Berkali-kali Rin memijat pelipisnya yang tegang. Sungguh—ia kecewa bukan main sekarang. Ia telah belajar pagi-siang-malam untuk mendapat nilai tinggi di ujian nasional kali ini. Serius. Tapi nyatanya—Rin hanya mendapat nilai yang bisa dibilang pas-pasan.
Selain itu, nilai minimum untuk masuk SMA yang ia inginkan berada jauh di atasnya. Rasanya Rin tidak punya pilihan lain selain mengubah rencana awal.
Dan juga—
Rin terhenyak.
Dengan cepat ia mengangkat wajah.
Seorang laki-laki dengan surai pirang—sama seperti Rin—tengah cuek memainkan handphone dengan fitur touchscreen. Ia juga terlihat telah melepas blazer biru tuanya, dengan lengan kemeja yang digulung sebatas siku. Dasi merahnya pun sudah tidak terlihat.
Rin tertegun.
—ia telah melupakan janji yang dibuatnya bersama pemuda itu.
Dengan gugup, Rin menggigit bibir bawahnya. "Len..."

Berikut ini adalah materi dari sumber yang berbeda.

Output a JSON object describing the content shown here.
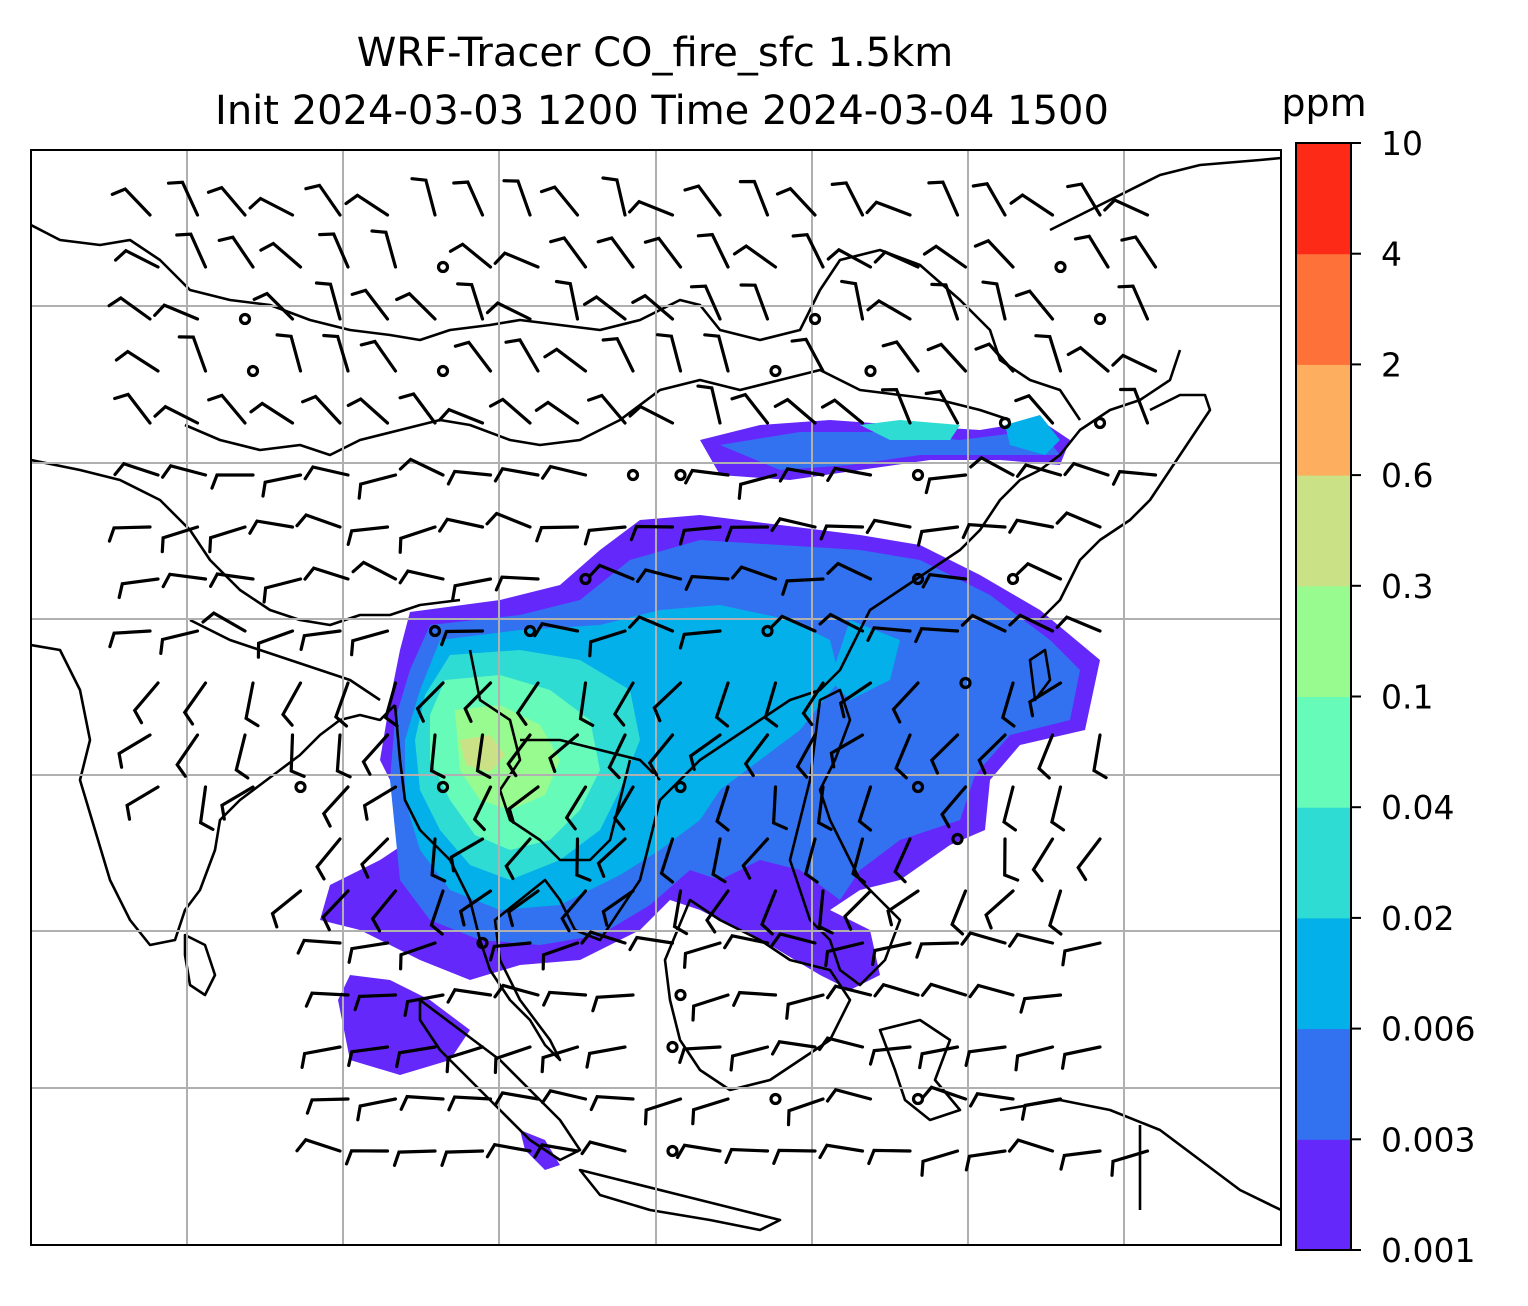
{
  "title": {
    "line1": "WRF-Tracer CO_fire_sfc 1.5km",
    "line2": "Init 2024-03-03 1200 Time 2024-03-04 1500"
  },
  "colorbar": {
    "unit": "ppm",
    "levels": [
      "0.001",
      "0.003",
      "0.006",
      "0.02",
      "0.04",
      "0.1",
      "0.3",
      "0.6",
      "2",
      "4",
      "10"
    ],
    "colors": [
      "#6429fa",
      "#3272f1",
      "#04b0e9",
      "#2fdcd4",
      "#67fbb9",
      "#98fb8f",
      "#cbe186",
      "#fdaf5f",
      "#fe7139",
      "#fc2a17"
    ]
  },
  "map": {
    "gridlines": true,
    "coastline_color": "#000000",
    "grid_color": "#b0b0b0"
  }
}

"Apa?" balas Len cepat tanpa mengalihkan pandang dari handphonenya. Terkesan datar sampai-sampai rasanya Rin ingin menempeleng wajah tampan pacarnya itu karena seringkali tidak bisa membaca suasana.

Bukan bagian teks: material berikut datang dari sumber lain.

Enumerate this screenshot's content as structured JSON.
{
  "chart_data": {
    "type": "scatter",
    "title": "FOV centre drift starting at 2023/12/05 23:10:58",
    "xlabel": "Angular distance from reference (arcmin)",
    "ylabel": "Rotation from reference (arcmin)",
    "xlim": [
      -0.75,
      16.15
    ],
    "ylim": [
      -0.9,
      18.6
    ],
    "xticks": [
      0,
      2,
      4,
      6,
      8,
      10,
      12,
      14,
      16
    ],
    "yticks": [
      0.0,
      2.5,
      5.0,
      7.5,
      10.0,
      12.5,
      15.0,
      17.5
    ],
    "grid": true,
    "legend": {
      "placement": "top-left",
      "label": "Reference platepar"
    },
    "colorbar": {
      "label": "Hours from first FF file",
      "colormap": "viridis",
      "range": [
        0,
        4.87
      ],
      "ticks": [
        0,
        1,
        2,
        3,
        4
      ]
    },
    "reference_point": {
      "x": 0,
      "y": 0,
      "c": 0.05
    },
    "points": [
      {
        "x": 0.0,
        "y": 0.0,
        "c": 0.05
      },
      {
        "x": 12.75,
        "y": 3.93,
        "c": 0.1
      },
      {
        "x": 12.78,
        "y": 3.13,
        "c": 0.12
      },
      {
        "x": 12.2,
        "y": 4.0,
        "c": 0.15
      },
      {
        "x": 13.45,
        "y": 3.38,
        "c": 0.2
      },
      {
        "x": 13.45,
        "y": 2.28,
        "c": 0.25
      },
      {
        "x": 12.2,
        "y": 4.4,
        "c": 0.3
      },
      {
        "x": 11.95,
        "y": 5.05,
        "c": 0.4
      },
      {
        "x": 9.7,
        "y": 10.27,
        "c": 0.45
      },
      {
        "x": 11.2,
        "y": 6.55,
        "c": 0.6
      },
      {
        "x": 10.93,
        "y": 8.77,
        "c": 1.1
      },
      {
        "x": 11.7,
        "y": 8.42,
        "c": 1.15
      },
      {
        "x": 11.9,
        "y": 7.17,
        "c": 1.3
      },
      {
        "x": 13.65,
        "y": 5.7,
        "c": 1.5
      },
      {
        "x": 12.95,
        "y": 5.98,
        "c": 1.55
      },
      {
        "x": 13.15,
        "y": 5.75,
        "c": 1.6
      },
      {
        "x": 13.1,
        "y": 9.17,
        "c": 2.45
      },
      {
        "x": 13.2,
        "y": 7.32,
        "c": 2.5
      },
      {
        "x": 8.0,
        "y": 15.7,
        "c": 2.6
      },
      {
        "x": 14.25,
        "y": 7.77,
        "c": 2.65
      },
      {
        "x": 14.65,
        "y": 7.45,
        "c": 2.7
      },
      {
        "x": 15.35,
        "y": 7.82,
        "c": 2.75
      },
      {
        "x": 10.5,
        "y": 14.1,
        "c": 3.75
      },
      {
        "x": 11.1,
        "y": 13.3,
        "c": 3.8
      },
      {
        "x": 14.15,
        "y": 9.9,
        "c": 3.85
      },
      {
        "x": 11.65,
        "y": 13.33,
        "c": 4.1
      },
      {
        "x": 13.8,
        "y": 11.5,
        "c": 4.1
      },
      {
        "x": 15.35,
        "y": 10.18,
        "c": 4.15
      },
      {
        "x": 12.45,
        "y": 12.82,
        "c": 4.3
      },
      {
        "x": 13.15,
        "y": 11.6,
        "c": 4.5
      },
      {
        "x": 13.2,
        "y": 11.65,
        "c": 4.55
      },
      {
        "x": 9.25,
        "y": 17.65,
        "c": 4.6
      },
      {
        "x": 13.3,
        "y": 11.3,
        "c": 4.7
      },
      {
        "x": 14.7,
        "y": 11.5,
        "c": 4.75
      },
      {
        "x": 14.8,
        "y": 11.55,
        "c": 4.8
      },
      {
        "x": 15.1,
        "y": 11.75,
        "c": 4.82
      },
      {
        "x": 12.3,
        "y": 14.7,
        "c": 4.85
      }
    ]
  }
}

Rin mengambil nafas, kemudian membuangnya. Dengan berat kali ini. Ia merasa sakit pada kepalanya semakin menjadi sampai atensinya teralihkan pada map biru lain. Diletakan begitu saja di atas meja.
Itu milik Len.
Len Kagamine.
Dengan nilai total—365,5 poin.
Rin kalah telak. Gigitan pada bibirnya diperdalam.
Bisa dibilang—terkadang, gadis itu memiliki perasaan yang rumit terhadap Len. Seperti, iri, mungkin? Entahlah. Rin bahkan tidak mengerti perasaannya sendiri. Seharusnya ia ikut senang melihat Len mendapat nilai tinggi, mengucapkan selamat, atau apapun. Tapi rasanya—ia tidak rela.
Seperti ada sesuatu yang mengganjal dalam dirinya.
Sedikit cerita, kali pertama Rin mengenal Len adalah sejak ia memasuki sekolah ini. Dan sejak awal Rin memang tahu Len merupakan seorang yang jenius. Ia seringkali mengikuti berbagai macam olimpiade, meski berujung tidak pernah membawa pulang piagam apapun.
Dan Rin tahu, Len hanyalah tipe yang tidak peduli. Dia tidak mengikuti olimpiade itu secara serius.
"Rin?"
Tapi—Len bisa menjadi seorang yang sangat ambisius sewaktu-waktu. Rin tidak mengada-ada, sungguh. Karena memang itulah Len yang ia kenal. Misalnya, memiliki target nilai tinggi di ujian nasional lalu, dan, nyatanya berhasil.
"Hei, Rin?"
Dan Rin merasa takut dengan Len yang seperti itu...
"Rin Kamine!"
"I-iya!" pekik Rin kaget.
Len menatapnya heran, masih datar. Meski begitu, Rin bisa menyadari adanya rasa khawatir yang terpancar dari kedua mata kekasihnya itu. "Kenapa melamun?"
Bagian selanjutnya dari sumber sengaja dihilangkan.